54e minute de jeu. Alors que Tottenham reste capable de faire violence aux Blues, l’équipe se retrouve beaucoup plus exposée aux transitions. Encore plus lors de pertes de balle. Nicolas Jackson joue bien sa course en écartant sur sa gauche, mais Dier arrive à l’expérience à semer le doute chez le passeur. L’ex-Citizen se rabat sur une passe pour Cole Palmer. Mal appliquée, Destiny Udogie la dévie. Puis le drame. Dans un duel trop engagé, l’irlandais terrasse le numéro 7 de Chelsea. Pas besoin de VAR, Michael Oliver dégaine un second carton rouge. Pour une fois qu’on n’aura pas à critiquer un arbitre anglais. Dans une grande affiche du championnat, primordiale pour conserver leur bonne place, Tottenham joue donc à neuf pendant 35 longues minutes.
Un tout pour le tout de haute volée
Au vu du contexte, et connaissant les derniers techniciens passés le nord de Londres, la logique voudrait que les Spurs protègent le score en formant un bus.

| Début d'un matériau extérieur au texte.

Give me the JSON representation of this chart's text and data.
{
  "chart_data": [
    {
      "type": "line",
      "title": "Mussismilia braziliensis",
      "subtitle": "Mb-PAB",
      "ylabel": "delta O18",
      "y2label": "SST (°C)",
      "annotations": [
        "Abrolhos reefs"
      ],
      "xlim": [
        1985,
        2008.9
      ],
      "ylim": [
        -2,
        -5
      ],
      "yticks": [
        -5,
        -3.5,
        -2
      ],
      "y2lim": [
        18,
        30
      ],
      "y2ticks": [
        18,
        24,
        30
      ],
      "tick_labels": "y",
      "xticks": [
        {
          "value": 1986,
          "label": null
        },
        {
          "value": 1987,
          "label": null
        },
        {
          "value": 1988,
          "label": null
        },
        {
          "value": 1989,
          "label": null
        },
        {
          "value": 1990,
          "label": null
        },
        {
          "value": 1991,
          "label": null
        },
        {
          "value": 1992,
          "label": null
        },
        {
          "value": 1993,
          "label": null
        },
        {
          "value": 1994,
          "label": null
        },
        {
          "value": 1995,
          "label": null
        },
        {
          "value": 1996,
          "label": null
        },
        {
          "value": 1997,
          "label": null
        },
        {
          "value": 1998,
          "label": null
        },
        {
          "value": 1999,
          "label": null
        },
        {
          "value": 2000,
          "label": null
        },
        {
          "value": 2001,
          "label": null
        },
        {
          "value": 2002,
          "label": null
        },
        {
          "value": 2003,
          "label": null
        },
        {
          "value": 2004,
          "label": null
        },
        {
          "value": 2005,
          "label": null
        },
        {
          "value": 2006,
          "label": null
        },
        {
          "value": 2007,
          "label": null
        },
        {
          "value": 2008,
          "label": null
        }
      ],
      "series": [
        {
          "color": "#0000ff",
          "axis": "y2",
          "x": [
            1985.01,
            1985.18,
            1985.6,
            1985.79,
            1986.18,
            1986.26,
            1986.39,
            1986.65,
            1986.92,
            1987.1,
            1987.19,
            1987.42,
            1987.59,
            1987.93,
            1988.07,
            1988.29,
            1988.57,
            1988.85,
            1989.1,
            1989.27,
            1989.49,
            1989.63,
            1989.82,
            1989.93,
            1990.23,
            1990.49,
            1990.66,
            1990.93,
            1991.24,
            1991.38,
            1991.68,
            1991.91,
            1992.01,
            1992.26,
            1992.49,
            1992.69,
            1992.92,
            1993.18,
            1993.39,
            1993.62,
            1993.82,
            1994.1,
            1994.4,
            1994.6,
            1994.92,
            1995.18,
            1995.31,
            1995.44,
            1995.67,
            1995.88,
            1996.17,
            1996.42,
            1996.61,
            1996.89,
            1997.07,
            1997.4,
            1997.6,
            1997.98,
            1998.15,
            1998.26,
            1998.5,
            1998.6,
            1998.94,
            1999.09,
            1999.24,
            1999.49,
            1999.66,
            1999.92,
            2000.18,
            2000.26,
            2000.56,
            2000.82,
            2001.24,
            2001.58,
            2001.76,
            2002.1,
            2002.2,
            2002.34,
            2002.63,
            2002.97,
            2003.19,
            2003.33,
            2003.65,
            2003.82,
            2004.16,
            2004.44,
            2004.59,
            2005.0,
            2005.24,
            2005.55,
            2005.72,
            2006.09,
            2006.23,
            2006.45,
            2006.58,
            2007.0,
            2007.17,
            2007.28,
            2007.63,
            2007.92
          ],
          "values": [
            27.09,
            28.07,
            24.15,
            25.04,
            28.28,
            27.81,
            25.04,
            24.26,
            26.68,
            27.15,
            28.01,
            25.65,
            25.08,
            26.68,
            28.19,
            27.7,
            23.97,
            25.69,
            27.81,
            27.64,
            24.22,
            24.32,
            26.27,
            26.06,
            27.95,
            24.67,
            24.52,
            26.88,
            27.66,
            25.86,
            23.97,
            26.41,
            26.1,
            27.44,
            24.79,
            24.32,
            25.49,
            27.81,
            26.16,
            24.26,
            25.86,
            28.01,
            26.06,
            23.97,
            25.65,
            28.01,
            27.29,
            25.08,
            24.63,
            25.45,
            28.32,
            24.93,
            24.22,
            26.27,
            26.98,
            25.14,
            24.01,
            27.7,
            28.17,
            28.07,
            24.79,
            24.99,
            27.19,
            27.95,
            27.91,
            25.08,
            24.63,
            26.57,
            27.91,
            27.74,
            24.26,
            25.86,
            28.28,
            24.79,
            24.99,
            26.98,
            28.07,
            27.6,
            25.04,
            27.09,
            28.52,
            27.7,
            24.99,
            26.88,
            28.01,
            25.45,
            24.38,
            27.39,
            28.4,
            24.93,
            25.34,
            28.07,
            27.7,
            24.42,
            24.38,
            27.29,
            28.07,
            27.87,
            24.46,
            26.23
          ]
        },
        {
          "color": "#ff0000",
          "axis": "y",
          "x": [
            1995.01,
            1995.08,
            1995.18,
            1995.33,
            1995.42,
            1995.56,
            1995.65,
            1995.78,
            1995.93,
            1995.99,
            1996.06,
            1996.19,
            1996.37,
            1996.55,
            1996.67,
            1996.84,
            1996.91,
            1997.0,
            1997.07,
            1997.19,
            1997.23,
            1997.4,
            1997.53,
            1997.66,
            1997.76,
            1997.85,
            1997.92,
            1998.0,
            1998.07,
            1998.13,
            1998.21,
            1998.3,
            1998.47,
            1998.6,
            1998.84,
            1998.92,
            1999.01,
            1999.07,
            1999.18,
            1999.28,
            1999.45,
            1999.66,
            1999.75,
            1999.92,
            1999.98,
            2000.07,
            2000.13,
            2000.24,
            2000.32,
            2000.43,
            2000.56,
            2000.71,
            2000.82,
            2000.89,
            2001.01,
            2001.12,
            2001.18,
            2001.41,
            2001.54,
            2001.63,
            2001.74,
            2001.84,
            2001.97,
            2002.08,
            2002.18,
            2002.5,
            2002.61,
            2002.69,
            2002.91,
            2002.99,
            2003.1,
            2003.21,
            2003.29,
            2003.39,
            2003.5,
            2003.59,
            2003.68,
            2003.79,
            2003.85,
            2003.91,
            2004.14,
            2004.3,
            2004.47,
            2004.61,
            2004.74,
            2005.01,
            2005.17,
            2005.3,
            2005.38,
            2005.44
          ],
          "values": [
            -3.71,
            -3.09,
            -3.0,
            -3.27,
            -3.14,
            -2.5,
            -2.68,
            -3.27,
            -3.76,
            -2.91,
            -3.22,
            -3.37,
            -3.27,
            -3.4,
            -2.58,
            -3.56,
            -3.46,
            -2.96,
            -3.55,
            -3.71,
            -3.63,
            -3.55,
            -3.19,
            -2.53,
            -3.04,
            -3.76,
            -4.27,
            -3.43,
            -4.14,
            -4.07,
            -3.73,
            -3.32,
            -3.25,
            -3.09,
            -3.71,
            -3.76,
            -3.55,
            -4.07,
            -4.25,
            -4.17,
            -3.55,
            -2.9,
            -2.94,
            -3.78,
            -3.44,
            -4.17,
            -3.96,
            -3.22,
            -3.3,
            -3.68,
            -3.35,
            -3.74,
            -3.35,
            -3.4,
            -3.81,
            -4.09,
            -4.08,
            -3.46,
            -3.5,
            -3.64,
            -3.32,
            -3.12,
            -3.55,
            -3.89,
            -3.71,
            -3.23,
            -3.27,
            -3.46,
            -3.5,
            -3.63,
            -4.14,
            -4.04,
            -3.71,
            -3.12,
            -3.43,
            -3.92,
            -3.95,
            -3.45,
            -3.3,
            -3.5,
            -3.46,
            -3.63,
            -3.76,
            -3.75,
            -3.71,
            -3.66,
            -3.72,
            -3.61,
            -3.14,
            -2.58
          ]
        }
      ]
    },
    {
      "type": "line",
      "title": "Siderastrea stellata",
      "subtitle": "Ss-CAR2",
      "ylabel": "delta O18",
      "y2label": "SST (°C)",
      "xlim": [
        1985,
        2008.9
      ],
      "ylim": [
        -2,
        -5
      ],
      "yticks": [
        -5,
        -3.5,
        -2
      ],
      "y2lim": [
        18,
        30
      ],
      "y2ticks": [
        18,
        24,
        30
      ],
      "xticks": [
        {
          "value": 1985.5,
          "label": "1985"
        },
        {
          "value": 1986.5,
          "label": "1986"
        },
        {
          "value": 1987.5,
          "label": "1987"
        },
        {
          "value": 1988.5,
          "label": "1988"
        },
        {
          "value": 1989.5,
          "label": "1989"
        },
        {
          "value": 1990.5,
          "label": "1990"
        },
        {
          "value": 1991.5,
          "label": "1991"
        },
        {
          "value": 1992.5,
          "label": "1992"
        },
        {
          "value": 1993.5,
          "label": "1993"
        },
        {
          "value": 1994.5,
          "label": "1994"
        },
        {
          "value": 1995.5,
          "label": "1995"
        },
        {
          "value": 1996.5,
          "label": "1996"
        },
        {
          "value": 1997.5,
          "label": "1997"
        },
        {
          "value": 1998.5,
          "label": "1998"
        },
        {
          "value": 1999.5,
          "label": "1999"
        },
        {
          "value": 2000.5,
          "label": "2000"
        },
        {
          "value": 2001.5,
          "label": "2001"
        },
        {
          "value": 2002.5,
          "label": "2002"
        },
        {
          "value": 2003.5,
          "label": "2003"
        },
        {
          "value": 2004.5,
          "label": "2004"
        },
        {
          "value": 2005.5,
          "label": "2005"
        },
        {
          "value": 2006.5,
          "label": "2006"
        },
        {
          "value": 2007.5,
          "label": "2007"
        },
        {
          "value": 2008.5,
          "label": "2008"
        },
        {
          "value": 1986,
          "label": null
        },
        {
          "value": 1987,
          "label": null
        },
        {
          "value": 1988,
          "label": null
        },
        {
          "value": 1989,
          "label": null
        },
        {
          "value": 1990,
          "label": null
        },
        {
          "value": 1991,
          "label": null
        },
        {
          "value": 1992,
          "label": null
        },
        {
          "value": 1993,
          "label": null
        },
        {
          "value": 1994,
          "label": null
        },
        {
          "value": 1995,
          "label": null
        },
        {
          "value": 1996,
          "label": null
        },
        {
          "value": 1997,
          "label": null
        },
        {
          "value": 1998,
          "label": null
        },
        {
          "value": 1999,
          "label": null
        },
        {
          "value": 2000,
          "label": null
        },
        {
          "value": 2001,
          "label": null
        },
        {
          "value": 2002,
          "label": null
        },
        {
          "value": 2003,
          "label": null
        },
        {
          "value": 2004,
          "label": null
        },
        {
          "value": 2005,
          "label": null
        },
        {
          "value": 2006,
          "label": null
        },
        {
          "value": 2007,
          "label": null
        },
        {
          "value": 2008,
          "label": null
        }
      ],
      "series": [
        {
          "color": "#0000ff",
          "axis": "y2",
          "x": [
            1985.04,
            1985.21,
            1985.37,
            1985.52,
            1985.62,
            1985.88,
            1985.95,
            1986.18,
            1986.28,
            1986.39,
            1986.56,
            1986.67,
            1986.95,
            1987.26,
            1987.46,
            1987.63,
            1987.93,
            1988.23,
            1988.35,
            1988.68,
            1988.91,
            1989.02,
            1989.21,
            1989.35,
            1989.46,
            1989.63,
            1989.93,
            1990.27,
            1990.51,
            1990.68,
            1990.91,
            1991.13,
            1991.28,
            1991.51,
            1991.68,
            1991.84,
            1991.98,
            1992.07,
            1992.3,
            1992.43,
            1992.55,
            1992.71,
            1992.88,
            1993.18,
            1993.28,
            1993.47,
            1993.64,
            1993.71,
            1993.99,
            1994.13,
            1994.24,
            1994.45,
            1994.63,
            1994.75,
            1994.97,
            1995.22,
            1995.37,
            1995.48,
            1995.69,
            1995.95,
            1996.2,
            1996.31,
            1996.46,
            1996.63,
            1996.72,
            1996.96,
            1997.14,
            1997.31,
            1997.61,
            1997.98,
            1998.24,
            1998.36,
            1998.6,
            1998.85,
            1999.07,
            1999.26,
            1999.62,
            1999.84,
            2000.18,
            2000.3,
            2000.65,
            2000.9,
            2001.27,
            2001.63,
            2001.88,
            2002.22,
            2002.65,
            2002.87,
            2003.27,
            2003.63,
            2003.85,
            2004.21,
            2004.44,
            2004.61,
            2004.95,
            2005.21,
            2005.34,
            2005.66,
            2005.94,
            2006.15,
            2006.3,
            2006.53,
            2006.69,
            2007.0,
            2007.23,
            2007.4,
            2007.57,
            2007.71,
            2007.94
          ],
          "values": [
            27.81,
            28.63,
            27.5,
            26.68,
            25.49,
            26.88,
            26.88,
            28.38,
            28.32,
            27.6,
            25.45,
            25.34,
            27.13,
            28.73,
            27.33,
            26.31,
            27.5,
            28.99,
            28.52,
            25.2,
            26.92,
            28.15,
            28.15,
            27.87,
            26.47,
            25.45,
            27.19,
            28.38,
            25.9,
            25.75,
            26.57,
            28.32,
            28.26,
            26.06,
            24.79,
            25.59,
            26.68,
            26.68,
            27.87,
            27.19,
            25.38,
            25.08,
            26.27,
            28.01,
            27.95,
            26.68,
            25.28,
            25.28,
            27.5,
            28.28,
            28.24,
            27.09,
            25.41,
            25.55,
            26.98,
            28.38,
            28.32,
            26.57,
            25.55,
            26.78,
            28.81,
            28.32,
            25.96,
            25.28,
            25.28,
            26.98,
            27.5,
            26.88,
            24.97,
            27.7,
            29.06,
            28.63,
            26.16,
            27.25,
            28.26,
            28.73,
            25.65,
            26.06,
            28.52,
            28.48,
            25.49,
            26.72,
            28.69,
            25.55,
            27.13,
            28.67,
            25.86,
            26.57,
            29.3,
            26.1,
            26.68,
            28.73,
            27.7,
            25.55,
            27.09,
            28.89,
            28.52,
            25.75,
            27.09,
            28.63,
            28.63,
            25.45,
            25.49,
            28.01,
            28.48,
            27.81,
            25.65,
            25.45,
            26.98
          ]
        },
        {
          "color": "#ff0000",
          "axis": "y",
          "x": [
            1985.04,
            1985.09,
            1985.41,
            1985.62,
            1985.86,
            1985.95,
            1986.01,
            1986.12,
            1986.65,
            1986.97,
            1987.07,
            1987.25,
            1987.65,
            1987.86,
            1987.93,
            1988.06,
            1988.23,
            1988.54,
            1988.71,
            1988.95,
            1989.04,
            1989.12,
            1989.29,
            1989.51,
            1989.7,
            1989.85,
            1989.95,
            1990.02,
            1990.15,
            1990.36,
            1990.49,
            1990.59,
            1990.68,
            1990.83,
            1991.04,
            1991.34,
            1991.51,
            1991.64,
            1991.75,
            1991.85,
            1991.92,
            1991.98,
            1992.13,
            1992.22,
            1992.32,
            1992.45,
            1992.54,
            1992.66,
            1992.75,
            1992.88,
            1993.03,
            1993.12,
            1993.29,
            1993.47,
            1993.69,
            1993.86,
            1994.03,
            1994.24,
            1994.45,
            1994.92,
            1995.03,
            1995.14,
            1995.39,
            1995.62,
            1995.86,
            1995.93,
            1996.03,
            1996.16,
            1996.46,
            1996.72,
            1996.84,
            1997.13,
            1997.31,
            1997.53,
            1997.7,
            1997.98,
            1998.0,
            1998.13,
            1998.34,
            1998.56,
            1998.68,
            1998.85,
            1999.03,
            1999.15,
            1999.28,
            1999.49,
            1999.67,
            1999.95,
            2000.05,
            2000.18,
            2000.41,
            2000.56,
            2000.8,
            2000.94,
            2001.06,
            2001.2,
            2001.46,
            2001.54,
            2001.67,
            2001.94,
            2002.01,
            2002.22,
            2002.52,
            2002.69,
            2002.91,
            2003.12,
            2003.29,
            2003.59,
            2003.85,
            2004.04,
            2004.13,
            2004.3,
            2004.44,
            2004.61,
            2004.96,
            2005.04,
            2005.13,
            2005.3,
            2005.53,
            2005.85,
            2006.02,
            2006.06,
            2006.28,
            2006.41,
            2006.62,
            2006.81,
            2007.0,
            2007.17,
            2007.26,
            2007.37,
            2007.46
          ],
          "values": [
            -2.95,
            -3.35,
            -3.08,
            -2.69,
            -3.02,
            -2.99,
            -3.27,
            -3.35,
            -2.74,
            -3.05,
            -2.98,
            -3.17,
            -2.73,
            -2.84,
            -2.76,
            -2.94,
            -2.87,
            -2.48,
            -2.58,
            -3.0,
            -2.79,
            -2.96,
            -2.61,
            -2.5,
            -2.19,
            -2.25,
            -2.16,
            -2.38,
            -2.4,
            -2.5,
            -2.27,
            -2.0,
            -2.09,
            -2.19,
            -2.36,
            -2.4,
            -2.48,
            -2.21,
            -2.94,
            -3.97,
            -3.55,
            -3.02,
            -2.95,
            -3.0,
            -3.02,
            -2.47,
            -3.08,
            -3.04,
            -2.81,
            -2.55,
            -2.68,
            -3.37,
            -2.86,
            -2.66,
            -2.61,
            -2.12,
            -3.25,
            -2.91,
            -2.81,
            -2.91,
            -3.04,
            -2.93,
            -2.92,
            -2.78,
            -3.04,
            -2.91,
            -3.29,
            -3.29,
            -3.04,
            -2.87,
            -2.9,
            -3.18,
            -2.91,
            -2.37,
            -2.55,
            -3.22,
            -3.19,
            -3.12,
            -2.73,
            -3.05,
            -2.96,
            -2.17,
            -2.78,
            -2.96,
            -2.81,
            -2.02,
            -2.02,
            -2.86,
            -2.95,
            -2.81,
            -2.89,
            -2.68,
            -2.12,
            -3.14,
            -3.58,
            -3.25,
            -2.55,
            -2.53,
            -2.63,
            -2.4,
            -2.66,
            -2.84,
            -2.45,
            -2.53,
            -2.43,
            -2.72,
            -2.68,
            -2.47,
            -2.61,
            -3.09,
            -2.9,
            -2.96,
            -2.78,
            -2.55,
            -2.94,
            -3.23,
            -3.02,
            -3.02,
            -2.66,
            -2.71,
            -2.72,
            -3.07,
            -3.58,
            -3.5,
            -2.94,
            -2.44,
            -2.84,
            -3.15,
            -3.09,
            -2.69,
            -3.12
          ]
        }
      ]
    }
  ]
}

Mourinho aurait fait ça. Concernant Conte, qu’on a connu plus excentrique, c’est moins sûr. Mais en se rappelant certains plans de jeu de son Tottenham (le traumatisme contre l’OM, par exemple), on peut statuer que l’italien serait rentré dans le rang. Est-ce qu’Ange Postecoglou en a fait de même ? Si on écrit dessus, vous pouvez vous douter que non.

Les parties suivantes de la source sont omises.